Una tragedia che possiamo solo immaginare quella che ha colpito Soni, la vedova di Satnam Singh, in Italia col marito, e solo con lui, per lavorare, e che improvvisamente si è ritrovata da sola, senza riferimenti e dopo aver assistito alla barbara morte del marito…
Da sabato scorso vive in una località protetta nella provincia di Viterbo, assistita dalla sorella Raman Deep e da un’organizzazione delle Nazioni Unite.

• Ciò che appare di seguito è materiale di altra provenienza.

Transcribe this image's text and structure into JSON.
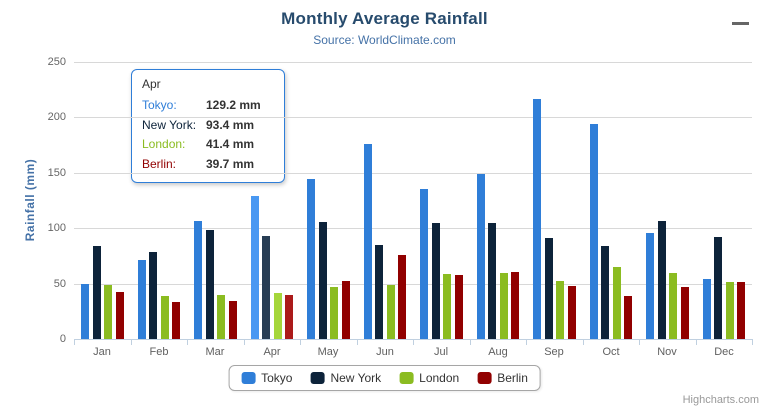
{
  "header": {
    "title": "Monthly Average Rainfall",
    "subtitle": "Source: WorldClimate.com",
    "title_color": "#274b6d",
    "subtitle_color": "#4572a7"
  },
  "context_menu_icon": "hamburger-menu-icon",
  "chart_data": {
    "type": "bar",
    "title": "Monthly Average Rainfall",
    "subtitle": "Source: WorldClimate.com",
    "xlabel": "",
    "ylabel": "Rainfall (mm)",
    "ylim": [
      0,
      250
    ],
    "ytick_step": 50,
    "yticks": [
      0,
      50,
      100,
      150,
      200,
      250
    ],
    "grid": true,
    "legend_position": "bottom",
    "categories": [
      "Jan",
      "Feb",
      "Mar",
      "Apr",
      "May",
      "Jun",
      "Jul",
      "Aug",
      "Sep",
      "Oct",
      "Nov",
      "Dec"
    ],
    "hovered_category_index": 3,
    "series": [
      {
        "name": "Tokyo",
        "color": "#2f7ed8",
        "hover_color": "#4998f2",
        "values": [
          49.9,
          71.5,
          106.4,
          129.2,
          144.0,
          176.0,
          135.6,
          148.5,
          216.4,
          194.1,
          95.6,
          54.4
        ]
      },
      {
        "name": "New York",
        "color": "#0d233a",
        "hover_color": "#273d54",
        "values": [
          83.6,
          78.8,
          98.5,
          93.4,
          106.0,
          84.5,
          105.0,
          104.3,
          91.2,
          83.5,
          106.6,
          92.3
        ]
      },
      {
        "name": "London",
        "color": "#8bbc21",
        "hover_color": "#a5d63b",
        "values": [
          48.9,
          38.8,
          39.3,
          41.4,
          47.0,
          48.3,
          59.0,
          59.6,
          52.4,
          65.2,
          59.3,
          51.2
        ]
      },
      {
        "name": "Berlin",
        "color": "#910000",
        "hover_color": "#ab1a1a",
        "values": [
          42.4,
          33.2,
          34.5,
          39.7,
          52.6,
          75.5,
          57.4,
          60.4,
          47.6,
          39.1,
          46.8,
          51.1
        ]
      }
    ]
  },
  "tooltip": {
    "header": "Apr",
    "rows": [
      {
        "name": "Tokyo:",
        "value": "129.2 mm",
        "color": "#2f7ed8"
      },
      {
        "name": "New York:",
        "value": "93.4 mm",
        "color": "#0d233a"
      },
      {
        "name": "London:",
        "value": "41.4 mm",
        "color": "#8bbc21"
      },
      {
        "name": "Berlin:",
        "value": "39.7 mm",
        "color": "#910000"
      }
    ]
  },
  "credits": {
    "label": "Highcharts.com"
  }
}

Dalle carte dell’inchiesta emerge il racconto della donna, che rivive quel tragico 17 Giugno. Soni racconta: “Sono sposata con Satnam da tre anni e mezzo. Abbiamo vissuto prima a Napoli, dove lavoravamo in un’azienda di allevamento di bufali, poi a Cisterna di Latina, impiegati in un’azienda agricola nella zona di Borgo Santa Maria”. La coppia si occupava della raccolta di ortaggi e frutta per circa 6 euro l’ora, lavorando otto/nove ore al giorno.

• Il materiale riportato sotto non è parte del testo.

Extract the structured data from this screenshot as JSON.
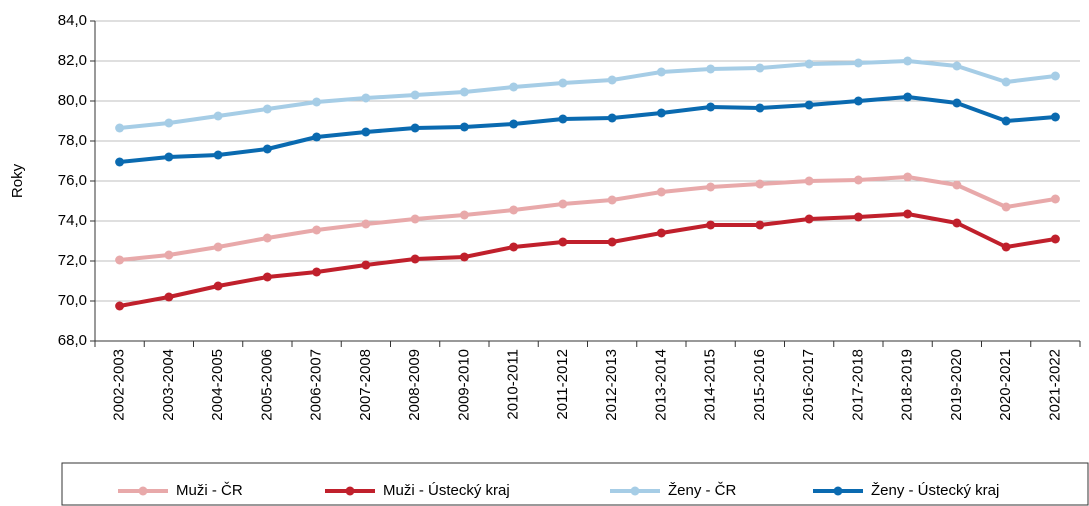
{
  "chart_data": {
    "type": "line",
    "y_label": "Roky",
    "categories": [
      "2002-2003",
      "2003-2004",
      "2004-2005",
      "2005-2006",
      "2006-2007",
      "2007-2008",
      "2008-2009",
      "2009-2010",
      "2010-2011",
      "2011-2012",
      "2012-2013",
      "2013-2014",
      "2014-2015",
      "2015-2016",
      "2016-2017",
      "2017-2018",
      "2018-2019",
      "2019-2020",
      "2020-2021",
      "2021-2022"
    ],
    "series": [
      {
        "name": "Muži - ČR",
        "color": "#e8a9aa",
        "values": [
          72.05,
          72.3,
          72.7,
          73.15,
          73.55,
          73.85,
          74.1,
          74.3,
          74.55,
          74.85,
          75.05,
          75.45,
          75.7,
          75.85,
          76.0,
          76.05,
          76.2,
          75.8,
          74.7,
          75.1
        ]
      },
      {
        "name": "Muži - Ústecký kraj",
        "color": "#c0202c",
        "values": [
          69.75,
          70.2,
          70.75,
          71.2,
          71.45,
          71.8,
          72.1,
          72.2,
          72.7,
          72.95,
          72.95,
          73.4,
          73.8,
          73.8,
          74.1,
          74.2,
          74.35,
          73.9,
          72.7,
          73.1
        ]
      },
      {
        "name": "Ženy - ČR",
        "color": "#a6cde6",
        "values": [
          78.65,
          78.9,
          79.25,
          79.6,
          79.95,
          80.15,
          80.3,
          80.45,
          80.7,
          80.9,
          81.05,
          81.45,
          81.6,
          81.65,
          81.85,
          81.9,
          82.0,
          81.75,
          80.95,
          81.25
        ]
      },
      {
        "name": "Ženy - Ústecký kraj",
        "color": "#0a6ab0",
        "values": [
          76.95,
          77.2,
          77.3,
          77.6,
          78.2,
          78.45,
          78.65,
          78.7,
          78.85,
          79.1,
          79.15,
          79.4,
          79.7,
          79.65,
          79.8,
          80.0,
          80.2,
          79.9,
          79.0,
          79.2
        ]
      }
    ],
    "ylim": [
      68,
      84
    ],
    "yticks": [
      {
        "value": 68,
        "label": "68,0"
      },
      {
        "value": 70,
        "label": "70,0"
      },
      {
        "value": 72,
        "label": "72,0"
      },
      {
        "value": 74,
        "label": "74,0"
      },
      {
        "value": 76,
        "label": "76,0"
      },
      {
        "value": 78,
        "label": "78,0"
      },
      {
        "value": 80,
        "label": "80,0"
      },
      {
        "value": 82,
        "label": "82,0"
      },
      {
        "value": 84,
        "label": "84,0"
      }
    ],
    "grid": true,
    "legend": "bottom"
  }
}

Quel fatidico giorno, Soni e Satnam erano al lavoro. “Quando è successo l’incidente a mio marito, il trattore stava fermo, Antonello stava seduto sul trattore mentre l’avvolgi-plastica era in funzione, Antonello dava indicazioni a mio marito delle operazioni che avrebbe dovuto svolgere. All’improvviso ho sentito Antonello urlare e poi ho visto mio marito riverso a terra, accovacciato su se stesso vicino al macchinario. Ho capito in quell’istante che mio marito era stato trascinato all’interno dell’avvolgi-plastica e poi riversato per terra. Nell’immediato, Antonello urlava le frasi “è morto, è morto!” mentre mio marito si trovava a terra con il braccio destro tranciato. Ho visto che aveva subito anche delle lesioni ad entrambe le gambe. Ho subito chiesto ad Antonello di chiamare i soccorsi ma lui continuava a dire le frasi “è morto, è morto!”. Solo dopo aver insistito nella mia richiesta Antonello ha preso un furgone di colore bianco, ha caricato mio marito all’interno riponendo il braccio staccato in una cassetta in plastica per poi accompagnarci presso il nostro domicilio in via Genova. Giunti a casa, un mio connazionale che vive anche lui in via Genova con la sorella, visto le condizioni in cui versava mio marito, subito si è attivato per richiedere l’intervento dei medici che sono arrivati poco dopo, soccorrendo mio marito che è stato trasportato con urgenza in una struttura ospedaliera. Antonello, arrivati in via Genova 13, ha preso in braccio mio marito e lo ha portato davanti all’ingresso. Poi si è allontanato velocemente. Subito dopo mi sono resa conto che il mio cellulare e quello di mio marito erano rimasti nel furgone»
Invece di chiamare immediatamente i soccorsi, Antonello Lovato ha cercato di evitare conseguenze per sé e la sua attività, caricando il ferito nel furgone e abbandonandolo davanti casa. Questo comportamento ha portato i giudici a incriminarlo per omicidio volontario con dolo eventuale.